В ее рассказах даже Элали превращалась в прекрасную женщину. С тех пор как она умерла, Франсуаза совершенно забыла, что не слишком-то ее жаловала при жизни, как не жаловала всех, у кого дома не было еды, кто «помирал с голоду», а потом, как последнее ничтожество, начинал «кривляться» благодаря доброхотным даяниям богачей. Она уже не страдала оттого, что Элали каждую неделю «выманивала денежку» у моей тети. А тете Франсуаза неустанно пела похвалы.
— Так вы тогда жили прямо в Комбре, у кузины вашей хозяйки? — спрашивал юный лакей.

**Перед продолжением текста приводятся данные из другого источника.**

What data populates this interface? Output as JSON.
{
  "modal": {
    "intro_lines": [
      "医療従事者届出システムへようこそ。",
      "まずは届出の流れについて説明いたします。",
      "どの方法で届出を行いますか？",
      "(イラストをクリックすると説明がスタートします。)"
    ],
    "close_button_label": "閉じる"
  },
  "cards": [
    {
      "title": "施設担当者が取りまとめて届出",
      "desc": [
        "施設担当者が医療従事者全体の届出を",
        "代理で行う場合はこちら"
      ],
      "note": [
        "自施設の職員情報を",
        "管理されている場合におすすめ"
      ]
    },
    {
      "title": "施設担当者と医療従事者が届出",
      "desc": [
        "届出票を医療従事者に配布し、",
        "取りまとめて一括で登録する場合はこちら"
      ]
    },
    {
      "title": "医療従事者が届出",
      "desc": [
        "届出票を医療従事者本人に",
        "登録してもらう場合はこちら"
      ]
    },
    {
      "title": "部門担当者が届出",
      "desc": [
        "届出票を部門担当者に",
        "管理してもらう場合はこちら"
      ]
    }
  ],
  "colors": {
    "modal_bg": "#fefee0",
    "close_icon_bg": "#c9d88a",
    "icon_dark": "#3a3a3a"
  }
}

— Да, у нее, у дорогой госпожи Октав, ах, святая она была женщина, дети мои, и все-то у нее всегда было по-доброму, по-хорошему, славная женщина, уж вы мне поверьте, не отказывала людям ни в куропаточках, ни в фазанах, ни в чем, приходите обедать хоть впятером, хоть вшестером, и мяса было вдоволь, да какого отменного, и белого вина, и красного вина, все как полагается. (Франсуаза употребляла глагол «отказывать» в том же значении, что Лабрюйер[15].) И всегда брала на себя все издержки, даже если родные при ней жили хоть месяцы, хоть годы. (Ничего худого Франсуаза о нас не хотела этим сказать, и слово «издержки» в ее устах не имело юридического смысла, а значило просто «расходы».) Ах, уж вы мне поверьте, никто оттуда не уходил голодным. Господин кюре частенько твердил, что уж кто-кто, а она наверняка войдет в Царствие Небесное. Эх, я как сейчас слышу, как бедняжка госпожа Октав говорит этаким тоненьким голоском: «Франсуаза, вы знаете, я сама-то не ем, но хочу, чтобы готовили на всех как следует, как будто для меня». Хотя это, конечно, было не для нее. Посмотрели бы вы на нее, она весила не больше, чем кулек с вишнями, просто как тень. Меня не слушала, к доктору идти не хотела. Да уж, у нее, когда ели, от спешки не давились. Она хотела, чтобы слуг кормили как следует. А здесь да вот хоть сегодня утром — еле успели заморить червячка. Все делается в спешке.